Vervolgens ging zestien jaar voorbij. Terwijl Kohl als kanselier uitgroeide tot een boeddhistische icoon van het niet handelen (‘het uitzitten’), haastten vooral zijn politieke tegenstanders zich om zijn waarschuwing serieus te nemen. De Groenen, ten tijde van Kohls aantreden nog een bende van linkse visionairs, hebben sindsdien menig sociaal-democratische kanaalgraver ingehaald met hun stofvrije maakbaarheidsideologie. Zelfs de meest levensbeschouwelijke fractie uit het conservatieve kamp, de CSU heeft zich onder Stoiber ontdaan van haar rechtsklerikale bavariana, tenminste naar buiten toe, ten gunste van een mild machers-dom.
Hoewel Kohls opvattingen niet te rijmen leken, is het pragmatische handelen in de loop der jaren zelf uitgegroeid tot een zogenaamd geestelijk-morele handeling. Wie alleen maar handelt (in plaats van te praten), toont al meer dan voldoende karakter. De mensen zijn eraan gewend geraakt de politiek te beoordelen op basis van de mate van haar succes– los van de vraag waarmee men nu eigenlijk succes had – als was ze een sportieve of economische aangelegenheid. Dit eigenlijk volstrekt belachelijke opschorten van de politieke inhoud in de politiek is alleen vol te houden zolang ze met sterk emotioneel geladen crises en conflicten werkt. De meest werkzame metafoor daarvoor is bij het autorijdende volk de file. Het zijn de hervormingsfile, de stilstand, de nulgroei en later ook bureaucratische hindernissen als het niet plaatsvinden van koerswijzigingen en de moeite die het kost om mensen te ontslaan, waartegen de pragmatische machers van alle gezindten zich willen afzetten.
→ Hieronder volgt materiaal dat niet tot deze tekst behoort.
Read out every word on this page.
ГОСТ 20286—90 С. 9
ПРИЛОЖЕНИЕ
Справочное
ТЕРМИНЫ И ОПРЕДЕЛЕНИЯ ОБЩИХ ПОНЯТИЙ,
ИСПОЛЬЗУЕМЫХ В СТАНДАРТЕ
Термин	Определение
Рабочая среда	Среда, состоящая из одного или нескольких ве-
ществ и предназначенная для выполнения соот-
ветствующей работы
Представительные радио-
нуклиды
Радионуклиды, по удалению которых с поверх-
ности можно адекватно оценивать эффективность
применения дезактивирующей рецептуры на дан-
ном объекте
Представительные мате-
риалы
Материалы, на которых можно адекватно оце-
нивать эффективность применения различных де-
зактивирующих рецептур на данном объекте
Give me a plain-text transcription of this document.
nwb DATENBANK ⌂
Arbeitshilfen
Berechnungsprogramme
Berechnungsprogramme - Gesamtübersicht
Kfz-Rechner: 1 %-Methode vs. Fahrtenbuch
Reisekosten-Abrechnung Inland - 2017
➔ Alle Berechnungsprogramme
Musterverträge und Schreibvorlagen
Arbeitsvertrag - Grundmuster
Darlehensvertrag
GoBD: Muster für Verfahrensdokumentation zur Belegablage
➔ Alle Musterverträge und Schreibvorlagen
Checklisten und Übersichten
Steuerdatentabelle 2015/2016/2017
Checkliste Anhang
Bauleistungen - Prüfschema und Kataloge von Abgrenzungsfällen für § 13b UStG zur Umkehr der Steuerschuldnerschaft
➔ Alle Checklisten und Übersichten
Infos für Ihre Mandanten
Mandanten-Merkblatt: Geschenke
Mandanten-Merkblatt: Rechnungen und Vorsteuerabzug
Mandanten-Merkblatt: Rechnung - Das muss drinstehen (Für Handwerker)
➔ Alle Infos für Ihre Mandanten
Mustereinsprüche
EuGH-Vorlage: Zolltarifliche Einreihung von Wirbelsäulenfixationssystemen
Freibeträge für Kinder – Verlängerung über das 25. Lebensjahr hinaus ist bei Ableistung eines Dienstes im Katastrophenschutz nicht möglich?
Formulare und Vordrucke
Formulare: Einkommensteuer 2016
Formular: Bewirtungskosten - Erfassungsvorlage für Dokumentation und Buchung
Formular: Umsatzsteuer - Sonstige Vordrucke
In de afgelopen jaren is het verwijt tegen het belemmeren van pure praktijk een centraal politiek argument geworden dat iedereen tegen iedereen gebruikt. Bij de kiezers zijn vooral de politici succesvol die zich konden verkopen als aanpakkers – los van het doel van dit handelen. Nog succesvoller en geliefder is de politicus, die op grond van zijn biografie instaat voor de geloofwaardigheid van zijn afwijzing van romantiek. Hij is authentieker en geliefder, omdat hij voor ieders ogen de moeizame persoonlijke ontwikkeling van praatgrage, op retoriek verliefde romanticus tot wereldwijze pragmaticus heeft doorgemaakt, inclusief alle kritische tussenstations. Zijn naam is Joschka Fischer.
Fischer weet dat er van iedere nieuwe alternatieve beweging links van de Groenen niet veel te duchten valt. Elk argument dat ze te berde brengen lijkt te zeer op een van de argumenten die hij al tussen 1970 en 1985 op een discussie in Frankfurt heeft gehoord. Hoe onzinnig het ook is om de hedendaagse kritiek op de globalisering te vergelijken met het voorbije, vroeggroene fundamentalisme, Fischers been-there-done-this-attitude is de geloofwaardigste bekentenis tot het pragmatisme die er bestaat. Hij ontleent zijn emotionele energie niet uit de romantiek, maar zet zich juist in voor haar verloochening.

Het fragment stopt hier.